In July 2021, the windows were hung next to the central Torah Ark in the Synagogue, and a poignant circle was closed – the windows that were originally created to decorate a synagogue in the city of Assen in the Netherlands, returned to another synagogue – this time in the World Holocaust Remembrance Center. "It seems that the niches on both sides of the Ark in our synagogue were built unknowingly in preparation for the reception of these very windows over 15 years later," said Vivian Uria, Director of Yad Vashem's Museums Division.
"When placed in the Synagogue, these beautiful artifacts serve as a testimony both to the experiences of the Van Oosten family during the Holocaust and to the fate of the Dutch Jewish community that prospered until it was practically wiped out by the Nazis and their accomplices."
New Catalogue of Synagogue Exhibits
Thanks to the generous support of Barry and Marilyn Rubenstein, Yad Vashem has produced a catalogue of the different items of Judaica displayed in its Synagogue, which will enable visitors to gain information on them during their visit, as well as serve as a memento of the lasting impression the items left on them.

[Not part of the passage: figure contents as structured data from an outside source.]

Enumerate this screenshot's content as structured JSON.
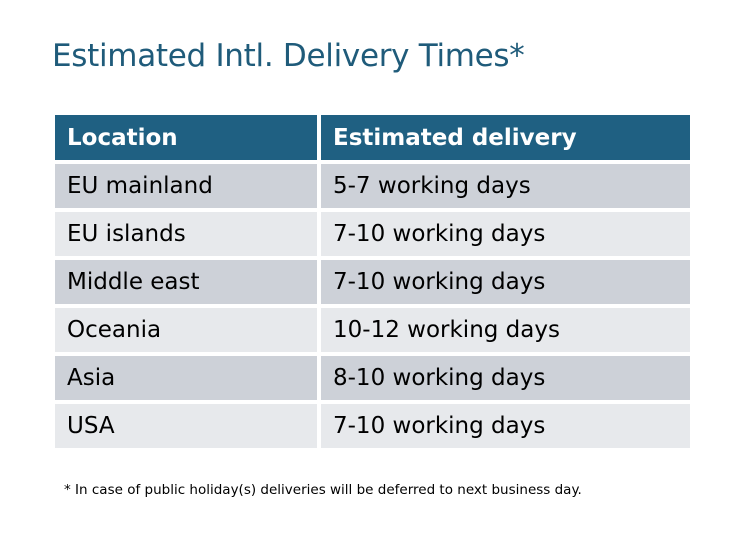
{
  "title": "Estimated Intl. Delivery Times*",
  "table": {
    "headers": [
      "Location",
      "Estimated delivery"
    ],
    "rows": [
      [
        "EU mainland",
        "5-7 working days"
      ],
      [
        "EU islands",
        "7-10 working days"
      ],
      [
        "Middle east",
        "7-10 working days"
      ],
      [
        "Oceania",
        "10-12 working days"
      ],
      [
        "Asia",
        "8-10 working days"
      ],
      [
        "USA",
        "7-10 working days"
      ]
    ]
  },
  "footnote": "* In case of public holiday(s) deliveries will be deferred to next business day.",
  "colors": {
    "header": "#1f6082",
    "row_dark": "#cdd1d8",
    "row_light": "#e7e9ec",
    "title": "#1f5b7a"
  }
}
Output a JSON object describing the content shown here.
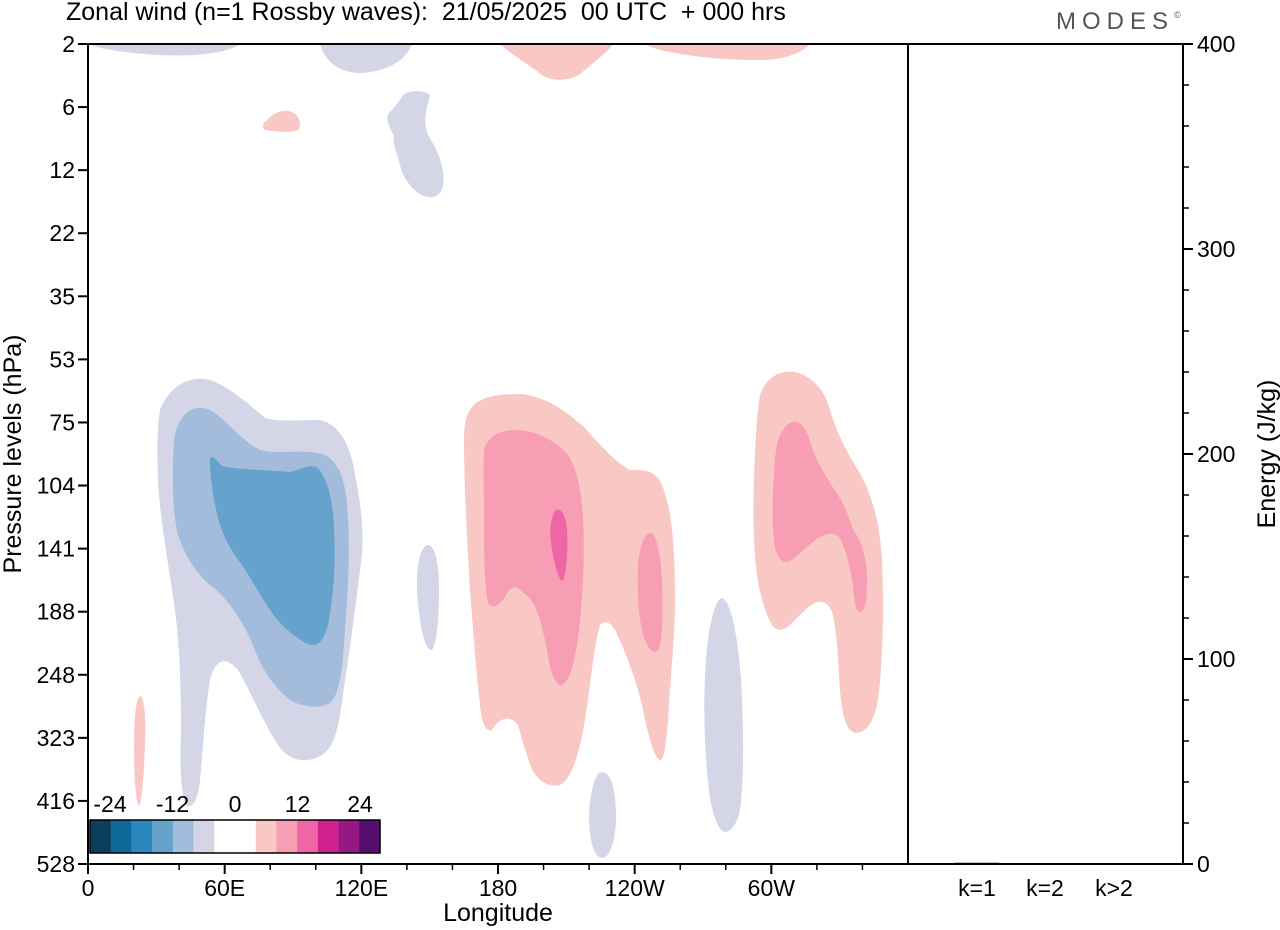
{
  "header": {
    "title": "Zonal wind (n=1 Rossby waves):  21/05/2025  00 UTC  + 000 hrs",
    "logo": "MODES",
    "logo_mark": "©"
  },
  "chart_data": [
    {
      "type": "heatmap",
      "title": "Zonal wind (n=1 Rossby waves):  21/05/2025  00 UTC  + 000 hrs",
      "xlabel": "Longitude",
      "ylabel": "Pressure levels (hPa)",
      "x_ticks": [
        "0",
        "60E",
        "120E",
        "180",
        "120W",
        "60W"
      ],
      "x_tick_values": [
        0,
        60,
        120,
        180,
        240,
        300
      ],
      "xlim": [
        0,
        360
      ],
      "y_ticks": [
        "2",
        "6",
        "12",
        "22",
        "35",
        "53",
        "75",
        "104",
        "141",
        "188",
        "248",
        "323",
        "416",
        "528"
      ],
      "y_scale": "pressure levels, inverted (top = 2 hPa)",
      "colorbar": {
        "tick_labels": [
          "-24",
          "-12",
          "0",
          "12",
          "24"
        ],
        "colors": [
          "#0b3f5c",
          "#0e6a9a",
          "#2a86be",
          "#65a3cd",
          "#a3bcdc",
          "#d4d5e7",
          "#ffffff",
          "#ffffff",
          "#f9c7c4",
          "#f79db4",
          "#ef66a6",
          "#d0218f",
          "#961883",
          "#560d6e"
        ]
      },
      "features": [
        {
          "sign": "negative",
          "center_lon": 62,
          "center_hpa": 150,
          "min_level": -12
        },
        {
          "sign": "positive",
          "center_lon": 195,
          "center_hpa": 130,
          "max_level": 12
        },
        {
          "sign": "positive",
          "center_lon": 305,
          "center_hpa": 120,
          "max_level": 8
        },
        {
          "sign": "positive",
          "center_lon": 241,
          "center_hpa": 160,
          "max_level": 8
        },
        {
          "sign": "negative",
          "center_lon": 140,
          "center_hpa": 8,
          "min_level": -4
        },
        {
          "sign": "negative",
          "center_lon": 279,
          "center_hpa": 300,
          "min_level": -4
        },
        {
          "sign": "negative",
          "center_lon": 147,
          "center_hpa": 165,
          "min_level": -4
        },
        {
          "sign": "negative",
          "center_lon": 226,
          "center_hpa": 470,
          "min_level": -4
        },
        {
          "sign": "positive",
          "center_lon": 22,
          "center_hpa": 340,
          "max_level": 4
        },
        {
          "sign": "positive",
          "center_lon": 83,
          "center_hpa": 7,
          "max_level": 4
        },
        {
          "sign": "positive",
          "center_lon": 205,
          "center_hpa": 3,
          "max_level": 4
        },
        {
          "sign": "positive",
          "center_lon": 287,
          "center_hpa": 2,
          "max_level": 4
        },
        {
          "sign": "negative",
          "center_lon": 47,
          "center_hpa": 2,
          "min_level": -4
        },
        {
          "sign": "negative",
          "center_lon": 112,
          "center_hpa": 3,
          "min_level": -4
        }
      ]
    },
    {
      "type": "bar",
      "ylabel": "Energy (J/kg)",
      "categories": [
        "k=1",
        "k=2",
        "k>2"
      ],
      "values": [
        0.6,
        0.2,
        0.3
      ],
      "ylim": [
        0,
        400
      ],
      "y_ticks": [
        "0",
        "100",
        "200",
        "300",
        "400"
      ]
    }
  ]
}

Containing all the details of the displays in the Synagogue, including Torah arks (or their facades), Torah ark coverings (parochet), Judaica artifacts and Torah scrolls – the catalogue expands and deepens the visitor's knowledge of the exhibits, some of which contain fascinating stories of their acquisition and personal stories of the owners that are not told in the Synagogue displays. In addition to information on the artifacts on display, the catalogue also provides information on the Jewish communities represented in the Synagogue, which serve as a symbol and a tribute to all of the Jewish communities destroyed during the Shoah.
Barry and Marilyn Rubenstein, who supported the original building of the Yad Vashem Synagogue, have also generously aided the fitting of a customized installation to allow for easier treatment of the priceless items on display. In recent months, thanks to this new system, Museum staff were able to thoroughly clean the display cases and remove the Judaica items safely for preservation treatment in the Conservation Laboratory.